NIST Publishes AI Model Risk Testing Tool

Category :

AI

Posted On :

Share This :

The U.S. Commerce Department’s National Institute of Standards and Technology (NIST), which creates and tests technology for the government, businesses, and general public, has reopened a testbed intended to gauge how malicious attacks, especially those that “poison” AI model training data, might impair an AI system’s functionality.

The modular, open source web-based application, named Dioptra (after the traditional astronomy and surveying instrument), was initially made available in 2022 and aims to assist businesses that train artificial intelligence (AI) models as well as the individuals who use them in identifying, evaluating, and monitoring AI hazards. According to NIST, Dioptra can be used as a shared platform for exposing models to simulated threats in a “red-teaming” environment, as well as for benchmarking and research purposes.

One of the objectives of Dioptra, according to a press release from NIST, is to test the impact of adversarial attacks on machine learning models. “The community, including government agencies and small to medium-sized businesses, could conduct evaluations to assess AI developers’ claims about the performance of their systems with the aid of open source software, like generating child, which is available for free download.”

Dioptra made its debut with papers from NIST and the recently established AI Safety Institute at NIST, which outline strategies to reduce some of the risks associated with AI, such as the potential for misuse to produce nonconsensual pornography. It comes after the release of Inspect, a collection of tools from the U.K. AI Safety Institute that is also intended to evaluate model capabilities and overall model safety.

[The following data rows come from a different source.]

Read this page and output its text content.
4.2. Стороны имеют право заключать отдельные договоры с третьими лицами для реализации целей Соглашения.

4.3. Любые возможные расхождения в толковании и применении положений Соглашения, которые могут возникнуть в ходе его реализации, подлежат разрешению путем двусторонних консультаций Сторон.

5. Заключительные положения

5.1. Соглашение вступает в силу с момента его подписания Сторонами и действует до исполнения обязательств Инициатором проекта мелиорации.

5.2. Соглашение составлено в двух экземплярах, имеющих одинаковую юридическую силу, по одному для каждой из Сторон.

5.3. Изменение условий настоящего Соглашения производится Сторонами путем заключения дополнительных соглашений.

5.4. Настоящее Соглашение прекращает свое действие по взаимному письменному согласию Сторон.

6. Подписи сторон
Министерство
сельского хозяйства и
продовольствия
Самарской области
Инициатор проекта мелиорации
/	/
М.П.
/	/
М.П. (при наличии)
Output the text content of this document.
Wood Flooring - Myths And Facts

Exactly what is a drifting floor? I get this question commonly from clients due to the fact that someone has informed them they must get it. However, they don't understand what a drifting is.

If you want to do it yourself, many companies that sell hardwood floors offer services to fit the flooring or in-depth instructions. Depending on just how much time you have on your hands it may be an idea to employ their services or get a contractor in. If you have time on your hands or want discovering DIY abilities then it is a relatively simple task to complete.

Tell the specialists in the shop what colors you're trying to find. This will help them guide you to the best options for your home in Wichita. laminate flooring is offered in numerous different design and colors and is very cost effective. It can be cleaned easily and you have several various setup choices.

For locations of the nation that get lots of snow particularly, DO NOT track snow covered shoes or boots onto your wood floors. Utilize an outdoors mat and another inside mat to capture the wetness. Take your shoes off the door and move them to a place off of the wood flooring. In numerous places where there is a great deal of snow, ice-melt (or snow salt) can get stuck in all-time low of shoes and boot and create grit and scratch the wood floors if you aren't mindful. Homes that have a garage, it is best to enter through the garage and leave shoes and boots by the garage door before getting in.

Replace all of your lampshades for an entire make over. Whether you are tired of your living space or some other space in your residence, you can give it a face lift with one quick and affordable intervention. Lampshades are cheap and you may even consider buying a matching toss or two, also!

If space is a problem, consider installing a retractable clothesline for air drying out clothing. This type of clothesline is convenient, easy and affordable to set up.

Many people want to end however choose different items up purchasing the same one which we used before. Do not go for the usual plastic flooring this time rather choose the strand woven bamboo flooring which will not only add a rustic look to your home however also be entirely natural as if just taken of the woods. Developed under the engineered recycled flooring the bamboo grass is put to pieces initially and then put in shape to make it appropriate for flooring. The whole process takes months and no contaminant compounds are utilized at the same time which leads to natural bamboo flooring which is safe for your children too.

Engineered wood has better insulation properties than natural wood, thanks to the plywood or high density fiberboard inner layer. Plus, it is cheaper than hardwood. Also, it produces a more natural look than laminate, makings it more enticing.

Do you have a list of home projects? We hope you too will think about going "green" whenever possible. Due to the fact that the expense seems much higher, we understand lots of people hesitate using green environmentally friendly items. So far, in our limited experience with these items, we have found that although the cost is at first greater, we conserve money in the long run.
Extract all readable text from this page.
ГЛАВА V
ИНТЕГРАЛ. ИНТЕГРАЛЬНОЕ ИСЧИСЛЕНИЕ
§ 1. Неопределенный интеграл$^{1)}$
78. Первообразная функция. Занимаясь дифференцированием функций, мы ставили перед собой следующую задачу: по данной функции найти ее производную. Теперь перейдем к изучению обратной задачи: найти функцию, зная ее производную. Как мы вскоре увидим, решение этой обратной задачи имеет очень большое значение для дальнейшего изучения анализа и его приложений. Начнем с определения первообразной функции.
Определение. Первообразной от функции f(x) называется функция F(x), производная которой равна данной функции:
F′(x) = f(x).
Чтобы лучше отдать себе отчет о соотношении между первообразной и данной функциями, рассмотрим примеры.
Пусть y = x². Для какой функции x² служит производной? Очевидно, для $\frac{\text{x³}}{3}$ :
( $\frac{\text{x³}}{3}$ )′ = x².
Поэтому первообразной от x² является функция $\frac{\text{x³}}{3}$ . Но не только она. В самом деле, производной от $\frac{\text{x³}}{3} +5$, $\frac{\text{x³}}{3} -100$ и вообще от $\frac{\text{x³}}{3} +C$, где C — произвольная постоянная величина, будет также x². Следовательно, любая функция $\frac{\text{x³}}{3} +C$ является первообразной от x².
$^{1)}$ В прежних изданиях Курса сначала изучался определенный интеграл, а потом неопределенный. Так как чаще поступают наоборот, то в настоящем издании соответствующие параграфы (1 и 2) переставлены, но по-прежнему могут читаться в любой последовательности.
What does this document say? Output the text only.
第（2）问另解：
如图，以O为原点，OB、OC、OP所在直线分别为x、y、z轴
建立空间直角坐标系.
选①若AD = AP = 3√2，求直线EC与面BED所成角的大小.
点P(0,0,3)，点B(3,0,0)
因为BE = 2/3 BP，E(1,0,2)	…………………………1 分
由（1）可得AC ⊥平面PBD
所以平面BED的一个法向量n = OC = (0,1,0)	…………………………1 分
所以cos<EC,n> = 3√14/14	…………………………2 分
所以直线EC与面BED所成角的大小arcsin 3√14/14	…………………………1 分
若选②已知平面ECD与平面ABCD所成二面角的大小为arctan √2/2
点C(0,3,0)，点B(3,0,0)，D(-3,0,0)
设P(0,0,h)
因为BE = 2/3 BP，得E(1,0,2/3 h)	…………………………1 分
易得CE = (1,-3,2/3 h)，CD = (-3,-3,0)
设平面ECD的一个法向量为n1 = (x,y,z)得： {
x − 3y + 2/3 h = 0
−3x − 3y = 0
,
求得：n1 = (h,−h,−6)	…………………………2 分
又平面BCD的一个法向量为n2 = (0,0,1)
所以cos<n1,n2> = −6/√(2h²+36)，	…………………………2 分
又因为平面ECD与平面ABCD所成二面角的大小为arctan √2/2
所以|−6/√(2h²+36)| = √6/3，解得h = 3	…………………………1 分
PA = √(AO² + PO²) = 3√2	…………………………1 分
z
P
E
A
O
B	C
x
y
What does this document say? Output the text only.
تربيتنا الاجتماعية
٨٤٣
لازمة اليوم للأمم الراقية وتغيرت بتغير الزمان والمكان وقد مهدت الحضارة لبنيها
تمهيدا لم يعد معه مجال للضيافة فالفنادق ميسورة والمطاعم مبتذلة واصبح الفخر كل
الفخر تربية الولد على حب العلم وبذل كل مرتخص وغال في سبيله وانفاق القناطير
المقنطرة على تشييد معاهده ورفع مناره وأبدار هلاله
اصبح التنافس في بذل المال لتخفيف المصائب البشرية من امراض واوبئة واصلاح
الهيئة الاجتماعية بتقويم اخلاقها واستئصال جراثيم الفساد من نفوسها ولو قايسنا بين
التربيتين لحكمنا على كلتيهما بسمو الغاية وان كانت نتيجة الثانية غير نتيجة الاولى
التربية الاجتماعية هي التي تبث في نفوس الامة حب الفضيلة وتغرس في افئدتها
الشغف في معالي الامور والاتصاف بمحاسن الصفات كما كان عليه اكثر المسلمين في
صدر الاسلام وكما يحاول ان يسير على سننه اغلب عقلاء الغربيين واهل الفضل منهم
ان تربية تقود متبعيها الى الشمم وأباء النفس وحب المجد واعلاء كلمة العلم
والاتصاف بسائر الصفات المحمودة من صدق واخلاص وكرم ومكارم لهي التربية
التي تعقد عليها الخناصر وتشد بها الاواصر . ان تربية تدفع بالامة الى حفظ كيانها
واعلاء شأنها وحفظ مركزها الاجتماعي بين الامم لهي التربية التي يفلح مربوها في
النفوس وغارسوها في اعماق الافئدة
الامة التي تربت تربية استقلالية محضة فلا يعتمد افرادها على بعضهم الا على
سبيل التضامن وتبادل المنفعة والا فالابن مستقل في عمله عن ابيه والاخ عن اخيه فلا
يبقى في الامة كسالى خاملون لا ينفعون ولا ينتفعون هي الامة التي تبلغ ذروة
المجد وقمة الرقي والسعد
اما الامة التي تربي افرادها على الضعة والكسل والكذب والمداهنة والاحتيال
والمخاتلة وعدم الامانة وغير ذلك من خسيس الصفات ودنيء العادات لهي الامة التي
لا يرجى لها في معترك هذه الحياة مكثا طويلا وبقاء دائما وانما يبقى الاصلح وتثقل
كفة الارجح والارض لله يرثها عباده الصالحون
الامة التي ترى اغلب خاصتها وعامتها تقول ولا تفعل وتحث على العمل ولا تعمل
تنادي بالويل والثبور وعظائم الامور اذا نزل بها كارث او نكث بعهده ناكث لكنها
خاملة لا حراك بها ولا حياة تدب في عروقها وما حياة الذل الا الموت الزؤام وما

Announced at the United Kingdom’s AI Safety Summit in November of last year at Bletchley Park, the United States and the United Kingdom have been working together to develop enhanced AI model testing.

Dioptra is also a result of the AI executive order (EO) signed by President Joe Biden, which requires NIST assistance with AI system testing, among other things. In a parallel vein, the EO sets forth guidelines for AI security and safety, including the need that businesses creating models—like Apple, for example—notify the federal government and disclose the outcomes of all safety testing prior to public release.

As we’ve previously discussed, AI benchmarks are challenging, in part because the most advanced models available today are opaque black boxes, with their infrastructure, training data, and other crucial information kept secret by the firms developing them. According to a report released this month by the nonprofit Ada Lovelace Institute, a research institute based in the United Kingdom that specializes in AI, evaluations by themselves are insufficient to assess an AI model’s safety in real-world scenarios, in part because existing regulations permit AI vendors to pick and choose which evaluations to carry out.

Dioptra is not claimed by NIST to be able to fully de-risk models. However, the organization does suggest that Dioptra can provide insight into the kinds of attacks that could reduce an AI system’s efficiency and measure this influence on performance.

Dioptra’s inability to function natively on models that can be downloaded and used locally, such as Meta’s growing Llama family, is a significant constraint. For the time being, at least, avoid using models that are gated behind an API, like OpenAI’s GPT-4o.